Baril N, Wren S, Radin R, Ralls P, Stain S
Department of Surgery, University of Southern California, Los Angeles, USA.
Am J Surg. 1996 Nov;172(5):449-52; discussion 452-3. doi: 10.1016/S0002-9610(96)00220-6.
Pylephlebitis may complicate any intra-abdominal infection and carries a high mortality rate. Acute cases are usually anticoagulated to prevent thrombus extension and enteric ischemia; however, the role of anticoagulation has not been clearly defined.
Over a 3-year period, pylephlebitis was diagnosed in 44 patients with portal vein thrombosis on computed tomography scan with fever, leukocytosis, and/or positive blood cultures. The charts were reviewed for etiology, extent of venous thrombosis, and method and results of treatment.
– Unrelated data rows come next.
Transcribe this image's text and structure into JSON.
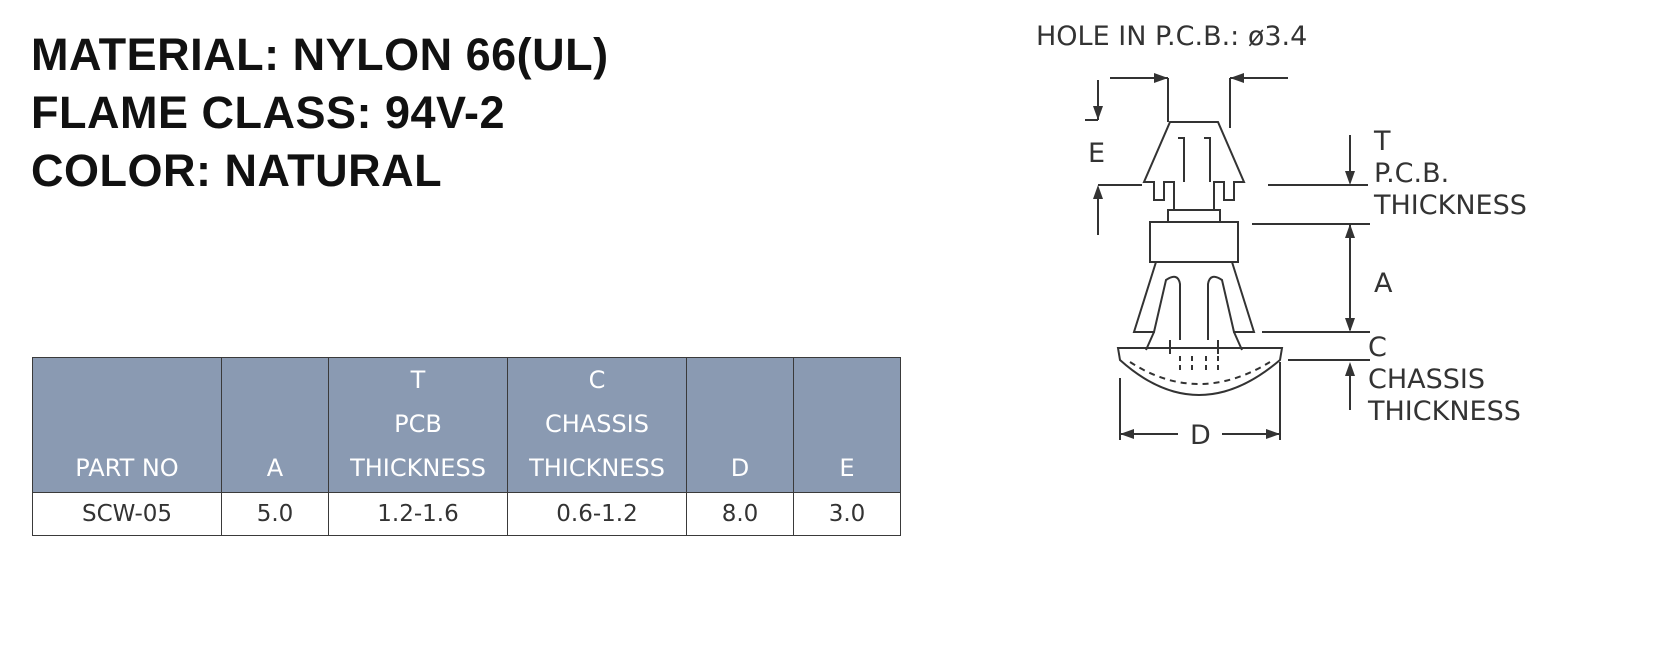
{
  "specs": {
    "material": "MATERIAL: NYLON 66(UL)",
    "flame_class": "FLAME CLASS: 94V-2",
    "color": "COLOR: NATURAL"
  },
  "table": {
    "headers": {
      "part_no": "PART NO",
      "a": "A",
      "t_top": "T",
      "t_mid": "PCB",
      "t_bot": "THICKNESS",
      "c_top": "C",
      "c_mid": "CHASSIS",
      "c_bot": "THICKNESS",
      "d": "D",
      "e": "E"
    },
    "rows": [
      {
        "part_no": "SCW-05",
        "a": "5.0",
        "t": "1.2-1.6",
        "c": "0.6-1.2",
        "d": "8.0",
        "e": "3.0"
      }
    ]
  },
  "drawing": {
    "hole_label": "HOLE IN P.C.B.: ø3.4",
    "e_label": "E",
    "t_label": "T",
    "pcb_label": "P.C.B.",
    "pcb_thickness_label": "THICKNESS",
    "a_label": "A",
    "c_label": "C",
    "chassis_label": "CHASSIS",
    "chassis_thickness_label": "THICKNESS",
    "d_label": "D"
  }
}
Eighteen patients were hypercoagulable, due to clotting factor deficiencies (6), malignancy (8), or AIDS (4). Fifteen patients had mesenteric vein involvement. Thirty-two patients were not anticoagulated, and 5 died (3 with hypercoagulable states and 2 with normal clotting function). Twelve patients were anticoagulated, and none developed subsequent bowel infarction or died.
Patients with pylephlebitis and a hypercoagulable state due to neoplasms or clotting factor deficiencies should be anticoagulated. Patients with normal clotting function and mesenteric vein involvement may also benefit. We believe anticoagulation in patients with thrombus isolated to the portal vein and normal clotting function may be unnecessary.
门静脉炎可能并发于任何腹腔内感染,且死亡率很高。急性病例通常采用抗凝治疗以防止血栓扩展和肠道缺血;然而,抗凝治疗的作用尚未明确界定。
在3年期间,通过计算机断层扫描诊断出44例患有门静脉血栓形成且伴有发热、白细胞增多和/或血培养阳性的门静脉炎患者。回顾病历以了解病因、静脉血栓形成的范围以及治疗方法和结果。
18例患者存在高凝状态,原因是凝血因子缺乏(6例)、恶性肿瘤(8例)或艾滋病(4例)。15例患者肠系膜静脉受累。32例患者未接受抗凝治疗,5例死亡(3例处于高凝状态,2例凝血功能正常)。12例患者接受了抗凝治疗,无一例随后发生肠梗死或死亡。
因肿瘤或凝血因子缺乏而处于高凝状态的门静脉炎患者应接受抗凝治疗。凝血功能正常且肠系膜静脉受累的患者也可能受益。我们认为,血栓仅局限于门静脉且凝血功能正常的患者可能无需抗凝治疗。